Last week we held our planning meeting for our upcoming private cloud course. The main purpose of that meeting was to nail down the content we wish to cover in the four day class. In attendance were the course author, Arnold Villeneuve, the Learning Tree Product Manager and myself as technical editor. We worked long and hard over three days trying to spec out the best course possible. We received quite a bit of feedback via email (and other) that we have attempted to incorporate into the course. Thank you to those who commented.

At the top of the list, predictably, was security. While this private cloud course was not originally intended to be another course on cloud security it is pretty clear that is still very much at the top of people’s minds. This seems to be especially true for people considering a private cloud solution. Therefore we have decided to include an overall emphasis on security in our course treatment of private cloud computing.

We plan to spend a couple of hours on day one discussing the business motivations for private cloud. We expect that there will be attendees who have only partially thought out reasons for wanting to implement a private cloud. You want to build a private cloud and we are here to help you. But, first, let’s talk about why.

Once we have decided that a private cloud is right for us what are the options?

  1. Build your own and host it on-premises
  2. Have a third party host your private cloud

In the course we will consider both of these. We will have hands-on exercises which explore off-premises private cloud solutions that are available from a number of hosters. We will also have the students build their own private clouds using classroom hardware and software.

We now have to make some hard technical decisions. What specific technologies will we cover?

For our on-premises private clouds we plan to feature OpenStack and Microsoft Hyper-V. This decision was made after careful consideration of a number of other options.
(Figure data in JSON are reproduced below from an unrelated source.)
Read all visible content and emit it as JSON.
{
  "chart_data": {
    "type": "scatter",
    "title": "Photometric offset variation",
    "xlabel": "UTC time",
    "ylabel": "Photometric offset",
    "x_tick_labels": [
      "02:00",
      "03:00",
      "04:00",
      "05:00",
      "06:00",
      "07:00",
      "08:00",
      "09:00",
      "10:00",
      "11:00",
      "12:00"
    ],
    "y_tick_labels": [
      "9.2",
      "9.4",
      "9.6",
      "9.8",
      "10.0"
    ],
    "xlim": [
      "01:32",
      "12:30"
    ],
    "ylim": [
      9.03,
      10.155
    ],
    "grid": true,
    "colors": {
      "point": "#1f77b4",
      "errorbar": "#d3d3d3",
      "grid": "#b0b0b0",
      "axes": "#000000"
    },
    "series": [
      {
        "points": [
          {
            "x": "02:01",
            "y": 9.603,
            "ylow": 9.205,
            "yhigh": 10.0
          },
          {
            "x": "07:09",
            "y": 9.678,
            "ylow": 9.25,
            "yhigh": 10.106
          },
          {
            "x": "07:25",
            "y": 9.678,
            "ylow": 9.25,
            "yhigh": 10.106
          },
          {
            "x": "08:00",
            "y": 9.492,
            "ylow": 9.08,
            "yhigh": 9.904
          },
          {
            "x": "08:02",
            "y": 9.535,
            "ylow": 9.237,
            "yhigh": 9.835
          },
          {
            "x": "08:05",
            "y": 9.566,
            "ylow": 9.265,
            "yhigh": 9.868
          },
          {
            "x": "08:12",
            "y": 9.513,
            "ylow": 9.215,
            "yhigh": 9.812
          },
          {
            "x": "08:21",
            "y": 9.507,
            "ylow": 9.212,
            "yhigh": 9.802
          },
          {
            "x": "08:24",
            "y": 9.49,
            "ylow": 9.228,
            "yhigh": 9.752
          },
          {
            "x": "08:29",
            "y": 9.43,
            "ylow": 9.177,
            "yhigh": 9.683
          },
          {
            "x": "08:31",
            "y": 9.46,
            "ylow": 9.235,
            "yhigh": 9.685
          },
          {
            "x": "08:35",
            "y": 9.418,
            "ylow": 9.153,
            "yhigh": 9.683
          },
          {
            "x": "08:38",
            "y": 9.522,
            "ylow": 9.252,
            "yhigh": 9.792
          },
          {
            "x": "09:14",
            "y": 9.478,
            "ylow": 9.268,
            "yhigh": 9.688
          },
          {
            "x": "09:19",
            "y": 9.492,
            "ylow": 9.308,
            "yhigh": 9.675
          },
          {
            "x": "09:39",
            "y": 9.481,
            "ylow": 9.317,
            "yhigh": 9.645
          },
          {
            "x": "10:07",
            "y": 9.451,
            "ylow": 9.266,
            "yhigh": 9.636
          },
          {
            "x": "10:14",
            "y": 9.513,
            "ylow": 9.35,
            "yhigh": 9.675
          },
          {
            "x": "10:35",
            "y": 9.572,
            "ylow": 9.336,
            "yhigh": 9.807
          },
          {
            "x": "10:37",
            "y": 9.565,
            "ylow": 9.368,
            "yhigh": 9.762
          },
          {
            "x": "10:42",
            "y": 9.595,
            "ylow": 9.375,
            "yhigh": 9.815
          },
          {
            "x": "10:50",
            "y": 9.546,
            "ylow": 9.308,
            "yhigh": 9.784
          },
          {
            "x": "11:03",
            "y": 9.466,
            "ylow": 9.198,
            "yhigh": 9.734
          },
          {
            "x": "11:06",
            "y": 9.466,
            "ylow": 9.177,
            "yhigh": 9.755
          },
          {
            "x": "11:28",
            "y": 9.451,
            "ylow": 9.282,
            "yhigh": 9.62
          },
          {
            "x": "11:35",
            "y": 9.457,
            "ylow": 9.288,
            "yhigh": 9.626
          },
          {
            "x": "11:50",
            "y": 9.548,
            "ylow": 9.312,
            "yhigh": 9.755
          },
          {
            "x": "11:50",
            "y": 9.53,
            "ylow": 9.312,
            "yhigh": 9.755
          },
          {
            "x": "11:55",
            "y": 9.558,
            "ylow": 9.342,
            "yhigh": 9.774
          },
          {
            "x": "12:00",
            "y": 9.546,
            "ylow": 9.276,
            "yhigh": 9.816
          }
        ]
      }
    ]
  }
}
Our goal was to feature two very different solutions: one open source and one proprietary. We also had some pretty interesting discussions about VMware and virtualization vs. true cloud computing. I can’t wait to hear from the VMware fans! Anyway, in the end, we wanted to stress that this is not a course on any one particular technology but rather it is a course on private cloud computing in general.

The course should be available to the public early next year. Look for it in your brochures and on our website soon!